Question

I have an application with three MDI windows, all of them showing OpenGL content. On XP, everything works fine. But on Vista/Win7 the mdi child windows don't refresh properly.

After startup, all windows show their content properly. But when I change the focus from one mdi window to the next, those two windows are cleared (i.e., they only show white, no content). I have no idea why the windows get cleared, they don't receive any WM_* message when that happens, and of course don't receive a WM_PAINT message either.

When resizing those windows, I correctly get the WM_PAINT message (after WM_SIZE) and redraw the content, but then the window gets cleared too, which results in a strange flicker while resizing. After resizing stopped, the window stays cleared (white) until I manually force a refresh.

This happens independently of Aero enabled or disabled.

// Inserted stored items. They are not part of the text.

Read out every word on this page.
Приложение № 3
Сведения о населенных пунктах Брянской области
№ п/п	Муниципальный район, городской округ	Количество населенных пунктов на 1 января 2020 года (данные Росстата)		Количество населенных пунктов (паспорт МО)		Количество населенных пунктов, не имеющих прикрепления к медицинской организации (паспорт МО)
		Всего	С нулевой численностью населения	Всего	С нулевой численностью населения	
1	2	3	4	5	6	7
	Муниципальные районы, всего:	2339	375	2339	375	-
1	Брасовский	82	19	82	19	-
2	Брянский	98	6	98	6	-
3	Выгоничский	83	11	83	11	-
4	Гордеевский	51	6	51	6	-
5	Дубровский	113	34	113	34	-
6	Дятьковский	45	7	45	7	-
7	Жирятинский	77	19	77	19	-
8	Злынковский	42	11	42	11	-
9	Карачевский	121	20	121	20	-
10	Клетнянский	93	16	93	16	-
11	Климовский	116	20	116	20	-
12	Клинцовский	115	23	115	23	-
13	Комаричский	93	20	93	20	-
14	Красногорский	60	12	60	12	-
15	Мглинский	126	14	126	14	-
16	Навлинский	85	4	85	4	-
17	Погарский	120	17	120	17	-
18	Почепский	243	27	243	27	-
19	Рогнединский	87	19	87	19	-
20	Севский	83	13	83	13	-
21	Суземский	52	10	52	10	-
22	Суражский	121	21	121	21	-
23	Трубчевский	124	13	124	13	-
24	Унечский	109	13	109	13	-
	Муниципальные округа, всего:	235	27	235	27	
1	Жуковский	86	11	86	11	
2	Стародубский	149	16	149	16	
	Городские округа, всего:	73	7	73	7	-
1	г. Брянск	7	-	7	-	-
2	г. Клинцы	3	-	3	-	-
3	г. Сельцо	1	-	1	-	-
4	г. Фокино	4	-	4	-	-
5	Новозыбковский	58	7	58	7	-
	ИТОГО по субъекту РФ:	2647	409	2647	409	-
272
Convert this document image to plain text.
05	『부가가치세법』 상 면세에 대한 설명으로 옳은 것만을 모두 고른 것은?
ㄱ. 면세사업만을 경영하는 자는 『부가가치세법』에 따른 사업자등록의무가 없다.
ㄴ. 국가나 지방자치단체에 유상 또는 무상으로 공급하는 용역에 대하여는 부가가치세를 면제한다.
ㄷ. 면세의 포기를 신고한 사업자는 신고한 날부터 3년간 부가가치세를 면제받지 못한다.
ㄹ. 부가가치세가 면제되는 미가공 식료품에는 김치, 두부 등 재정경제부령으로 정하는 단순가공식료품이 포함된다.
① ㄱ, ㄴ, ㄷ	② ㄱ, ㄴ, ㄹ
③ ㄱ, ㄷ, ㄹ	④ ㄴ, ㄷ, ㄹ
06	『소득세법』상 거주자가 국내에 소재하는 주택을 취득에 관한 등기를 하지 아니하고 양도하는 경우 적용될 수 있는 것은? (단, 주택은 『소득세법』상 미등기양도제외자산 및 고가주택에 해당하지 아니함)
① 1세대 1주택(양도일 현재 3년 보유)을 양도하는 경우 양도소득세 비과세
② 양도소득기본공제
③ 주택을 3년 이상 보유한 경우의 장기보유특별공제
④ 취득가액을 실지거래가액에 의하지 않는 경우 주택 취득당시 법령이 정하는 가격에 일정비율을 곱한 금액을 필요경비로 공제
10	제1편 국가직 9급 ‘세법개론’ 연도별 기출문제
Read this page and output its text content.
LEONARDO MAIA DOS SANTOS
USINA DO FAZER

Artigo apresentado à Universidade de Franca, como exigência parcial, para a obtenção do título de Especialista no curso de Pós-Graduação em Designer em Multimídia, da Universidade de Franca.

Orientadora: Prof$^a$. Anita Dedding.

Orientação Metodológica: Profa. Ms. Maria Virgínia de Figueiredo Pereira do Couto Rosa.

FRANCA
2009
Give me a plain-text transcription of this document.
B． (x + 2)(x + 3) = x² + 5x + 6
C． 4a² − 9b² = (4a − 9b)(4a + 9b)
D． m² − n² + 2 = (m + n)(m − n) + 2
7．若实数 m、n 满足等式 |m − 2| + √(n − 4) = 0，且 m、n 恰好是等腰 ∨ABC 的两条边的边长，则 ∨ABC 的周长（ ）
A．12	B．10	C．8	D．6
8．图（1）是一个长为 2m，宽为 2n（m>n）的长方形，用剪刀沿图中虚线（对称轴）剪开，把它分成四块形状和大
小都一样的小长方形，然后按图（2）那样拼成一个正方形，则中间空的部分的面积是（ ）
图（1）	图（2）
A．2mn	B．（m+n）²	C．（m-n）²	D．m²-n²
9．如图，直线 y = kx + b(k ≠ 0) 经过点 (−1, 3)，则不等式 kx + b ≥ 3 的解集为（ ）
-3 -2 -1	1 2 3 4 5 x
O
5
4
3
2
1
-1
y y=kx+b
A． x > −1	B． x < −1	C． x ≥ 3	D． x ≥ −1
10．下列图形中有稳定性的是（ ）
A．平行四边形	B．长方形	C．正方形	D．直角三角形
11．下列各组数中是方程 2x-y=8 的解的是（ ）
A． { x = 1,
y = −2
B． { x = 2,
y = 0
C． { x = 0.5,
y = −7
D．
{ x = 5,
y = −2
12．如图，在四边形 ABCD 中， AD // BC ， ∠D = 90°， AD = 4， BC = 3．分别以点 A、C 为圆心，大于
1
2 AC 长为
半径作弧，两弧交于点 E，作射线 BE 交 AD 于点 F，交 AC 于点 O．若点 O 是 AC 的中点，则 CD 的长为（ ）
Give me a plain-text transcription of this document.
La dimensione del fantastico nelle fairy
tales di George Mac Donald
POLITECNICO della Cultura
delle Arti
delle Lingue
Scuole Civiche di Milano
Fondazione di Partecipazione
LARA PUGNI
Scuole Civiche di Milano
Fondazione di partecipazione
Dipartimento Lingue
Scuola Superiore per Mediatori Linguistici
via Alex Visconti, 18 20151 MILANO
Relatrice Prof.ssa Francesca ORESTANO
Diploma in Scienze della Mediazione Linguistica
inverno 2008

Any idea why this happens?

Was it helpful?

Solution

I'm surprised it works on XP. In my (limited) experience dabbling with OpenGL, WM_PAINT is not always the best place to redraw OpenGL scenes. Most likely the content is getting wiped out at the driver level. You can check for this by seeing what happens when one of your MDI windows happens to span two monitors connected to two different video cards.

Try the following:

  1. Reinitialize your OpenGL contexts after WM_SIZE occurs.
  2. Draw on-demand instead of in WM_PAINT. In your handler for WM_PAINT, do nothing. Use a timer or some other mechanism to periodically trigger updates of your displays.
  3. Flicker is usually caused by interference via WM_ERASEBKGND. If you haven't already, intercept WM_ERASEBKGND and do nothing in the regions where you are displaying OpenGL content.
  4. Use the CS_OWNDC window style on any windows hosting OpenGL content so that the HDC doesn't change per-message/per-call during the lifetimes of your MDI windows.

Other rarer causes of interference that might apply (since you are using MDI windows)

  1. WM_NCPAINT and other related Non-Client drawing messages- you can workaround these by moving your OpenGL content to a child window with no border, inside the MDI windows.
  2. Incorrect/Incompatible default features for OpenGL on your video card that explicitly require overlays or implicitly use them (frequent cause of issues in overlapping contexts). Unfortunately, diagnosing this out of my realm of knowledge, but some testing may shed some additional light here.